Günthard HF, et al. Antiretroviral treatment of adult HIV infection: 2014 recommendations of the International Antiviral Society-USA Panel. JAMA. 2014 Jul 23-30;312(4):410-25. PMID: 25038359.
Sax PE. Editorial commentary: can we break the habit of routine CD4 monitoring in HIV care? Clin Infect Dis. 2013 May;56(9):1344-6. PMID: 23315314.
There is poor correlation between clinical response and resolution of findings on magnetic resonance imaging (MRI), computed tomography (CT), and nuclear studies in patients with osteomyelitis. Because radiologic resolution may lag behind clinical improvement, repeat imaging may lead to unnecessary prolongation of antimicrobial therapy. Repeat imaging is indicated in cases where there is a lack of clinical response, progression of clinical findings, or the presence of an undrained abscess on the initial scan.
Euba G, et al. Long-term clinical and radiological magnetic resonance imaging outcome of abscess-associated spontaneous pyogenic vertebral osteomyelitis under conservative management. Semin Arthritis Rheum. 2008 Aug;38(1):28-40. PMID: 18055000.
Zarrouk V, et al. Imaging does not predict the clinical outcome of bacterial vertebral osteomyelitis. Rheumatology (Oxford). 2007 Feb;46(2): 292-5. PMID: 16877464.
Zimmerli W. Clinical practice. Vertebral osteomyelitis. N Engl J Med. 2010 Mar 18;362(11):1022-9. PMID: 20237348.

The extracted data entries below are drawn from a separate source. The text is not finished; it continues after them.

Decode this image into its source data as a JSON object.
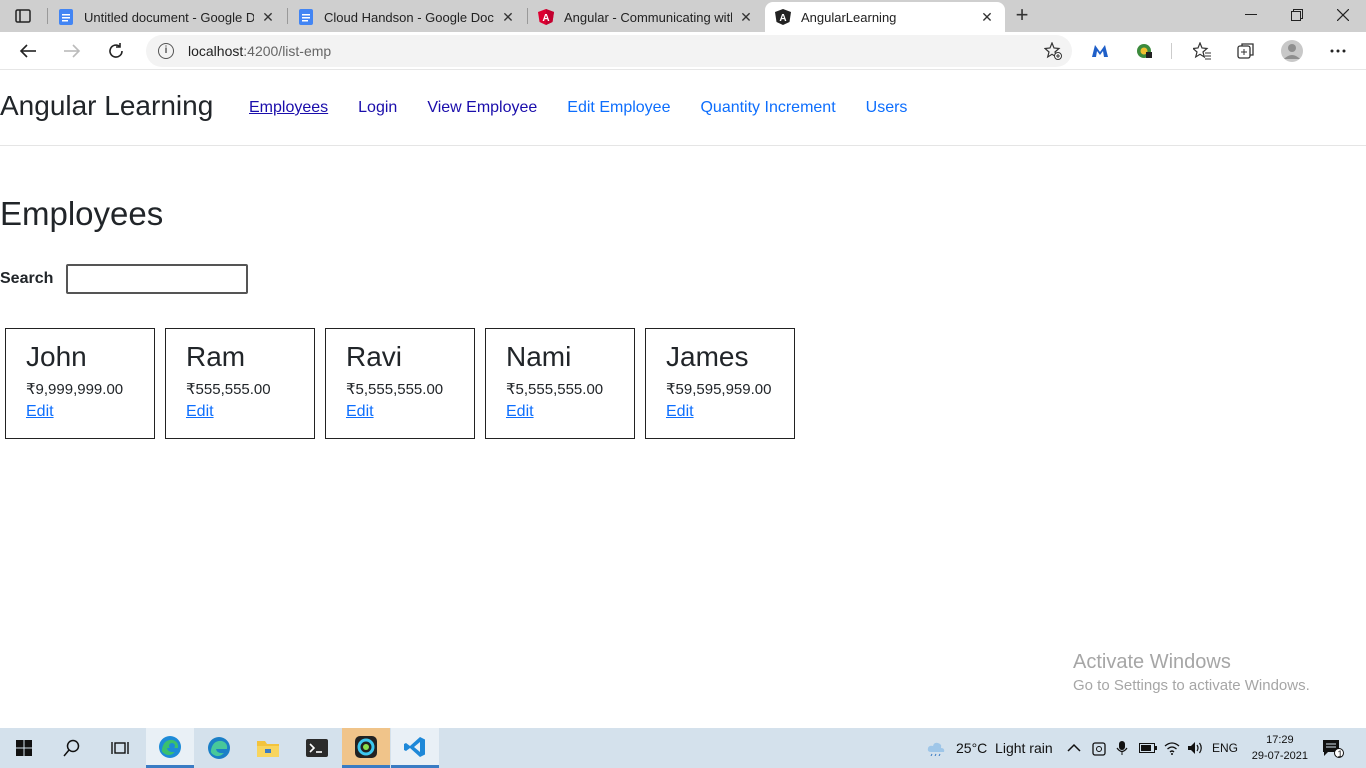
{
  "browser": {
    "tabs": [
      {
        "title": "Untitled document - Google Doc",
        "icon": "google-docs-icon"
      },
      {
        "title": "Cloud Handson - Google Docs",
        "icon": "google-docs-icon"
      },
      {
        "title": "Angular - Communicating with b",
        "icon": "angular-icon"
      },
      {
        "title": "AngularLearning",
        "icon": "angular-app-icon",
        "active": true
      }
    ],
    "url_host": "localhost",
    "url_path": ":4200/list-emp"
  },
  "app": {
    "brand": "Angular Learning",
    "nav": [
      {
        "label": "Employees"
      },
      {
        "label": "Login"
      },
      {
        "label": "View Employee"
      },
      {
        "label": "Edit Employee"
      },
      {
        "label": "Quantity Increment"
      },
      {
        "label": "Users"
      }
    ],
    "page_title": "Employees",
    "search_label": "Search",
    "search_value": "",
    "employees": [
      {
        "name": "John",
        "salary": "₹9,999,999.00",
        "edit_label": "Edit"
      },
      {
        "name": "Ram",
        "salary": "₹555,555.00",
        "edit_label": "Edit"
      },
      {
        "name": "Ravi",
        "salary": "₹5,555,555.00",
        "edit_label": "Edit"
      },
      {
        "name": "Nami",
        "salary": "₹5,555,555.00",
        "edit_label": "Edit"
      },
      {
        "name": "James",
        "salary": "₹59,595,959.00",
        "edit_label": "Edit"
      }
    ]
  },
  "watermark": {
    "title": "Activate Windows",
    "subtitle": "Go to Settings to activate Windows."
  },
  "taskbar": {
    "weather": "25°C  Light rain",
    "language": "ENG",
    "time": "17:29",
    "date": "29-07-2021",
    "notification_count": "1"
  },
  "colors": {
    "link": "#0d6efd",
    "visited_link": "#1a0dab",
    "taskbar": "#d4e1ec"
  }
}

The addition of an aminoglycoside such as gentamicin to beta-lactam therapy or vancomycin for treatment of bacteremia or native valve infective endocarditis caused by Staphylococcus aureus has not been demonstrated to improve clinical outcomes. This practice may result in adverse effects including acute kidney injury and ototoxicity. The addition of gentamicin is still recommended in cases of prosthetic valve endocarditis caused by Staphylococcus aureus.

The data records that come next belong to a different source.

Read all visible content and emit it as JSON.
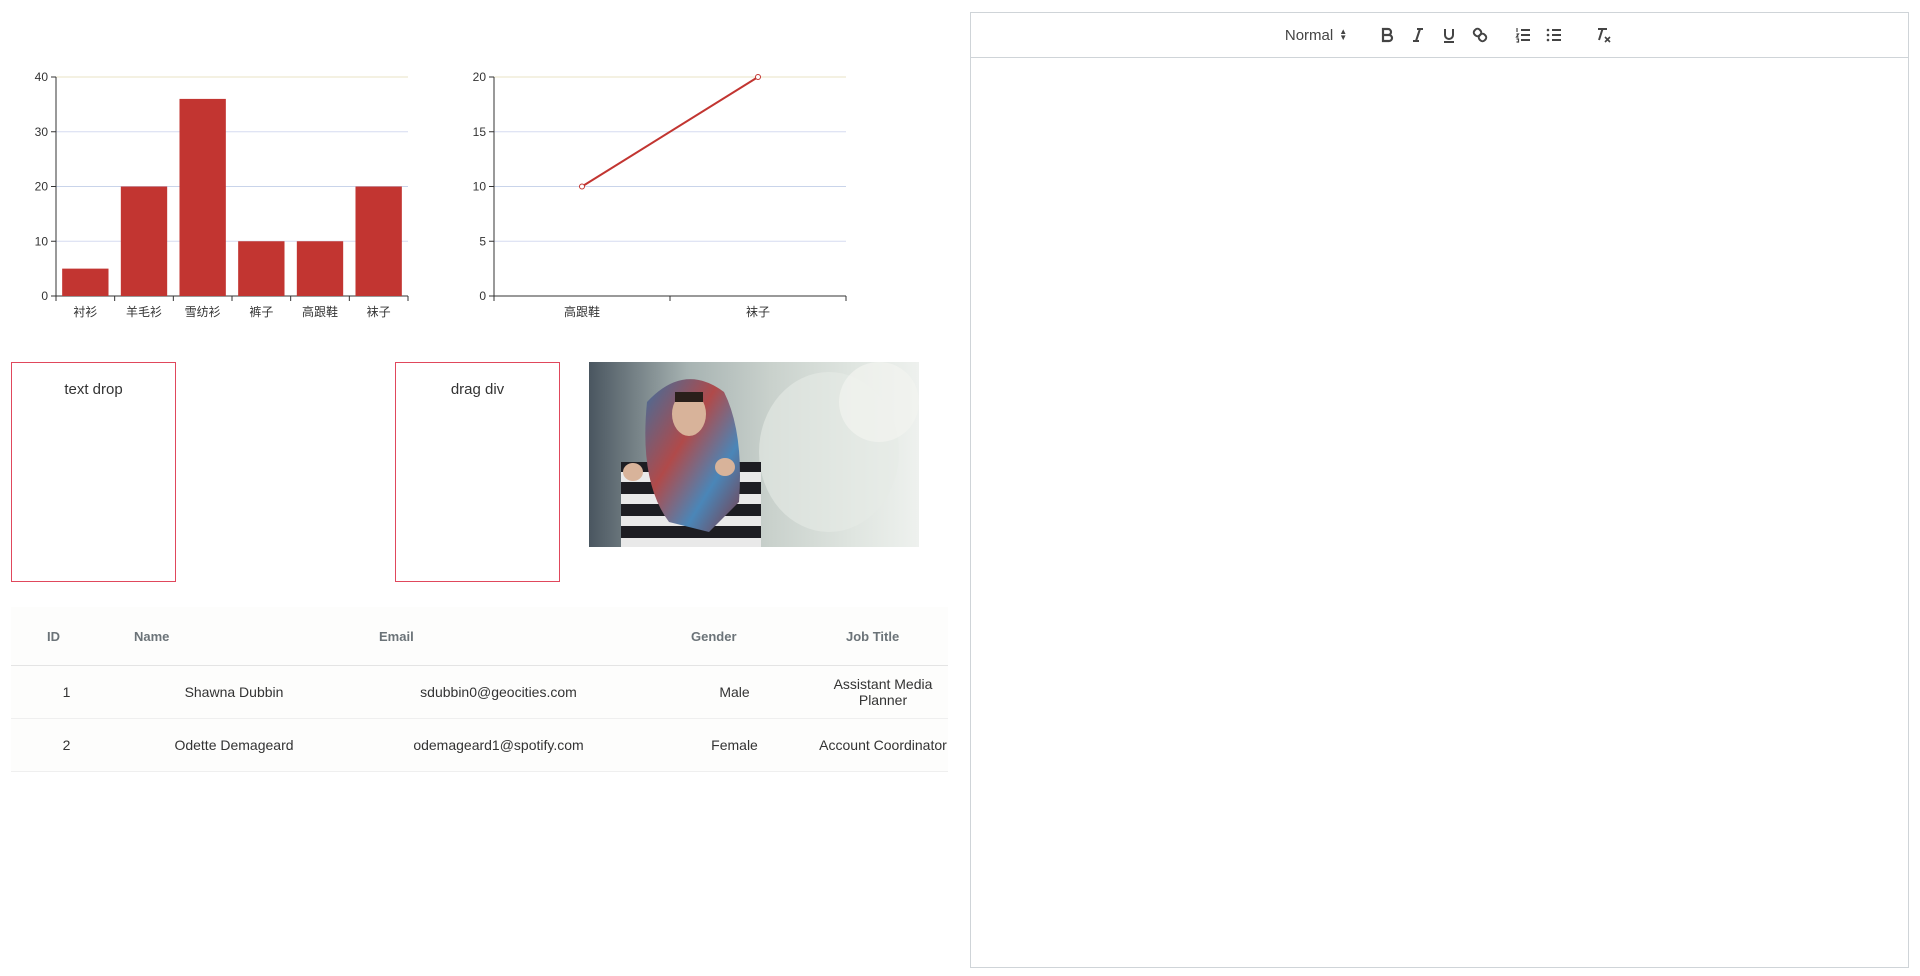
{
  "bar_chart": {
    "colors": {
      "bar": "#c23531",
      "grid": "#d9d9ee",
      "axis": "#333333"
    }
  },
  "line_chart": {
    "colors": {
      "line": "#c23531"
    }
  },
  "chart_data": [
    {
      "type": "bar",
      "categories": [
        "衬衫",
        "羊毛衫",
        "雪纺衫",
        "裤子",
        "高跟鞋",
        "袜子"
      ],
      "values": [
        5,
        20,
        36,
        10,
        10,
        20
      ],
      "ylim": [
        0,
        40
      ],
      "yticks": [
        0,
        10,
        20,
        30,
        40
      ],
      "grid": true
    },
    {
      "type": "line",
      "categories": [
        "高跟鞋",
        "袜子"
      ],
      "values": [
        10,
        20
      ],
      "ylim": [
        0,
        20
      ],
      "yticks": [
        0,
        5,
        10,
        15,
        20
      ],
      "grid": true
    }
  ],
  "drop_zones": {
    "text_drop": "text drop",
    "drag_div": "drag div"
  },
  "table": {
    "headers": [
      "ID",
      "Name",
      "Email",
      "Gender",
      "Job Title"
    ],
    "rows": [
      [
        "1",
        "Shawna Dubbin",
        "sdubbin0@geocities.com",
        "Male",
        "Assistant Media Planner"
      ],
      [
        "2",
        "Odette Demageard",
        "odemageard1@spotify.com",
        "Female",
        "Account Coordinator"
      ]
    ]
  },
  "editor": {
    "format_select": "Normal",
    "toolbar_icons": [
      "bold-icon",
      "italic-icon",
      "underline-icon",
      "link-icon",
      "ordered-list-icon",
      "bullet-list-icon",
      "clear-format-icon"
    ]
  }
}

Cosgrove SE, et al. Initial low-dose gentamicin for Staphylococcus aureus bacteremia and endocarditis is nephrotoxic. Clin Infect Dis. 2009 Mar 15;48(6):713-21. PMID: 19207079.
Fowler VG Jr, et al. Daptomycin versus standard therapy for bacteremia and endocarditis caused by Staphylococcus aureus. N Engl J Med. 2006 Aug 17;355(7):653-65. PMID: 16914701.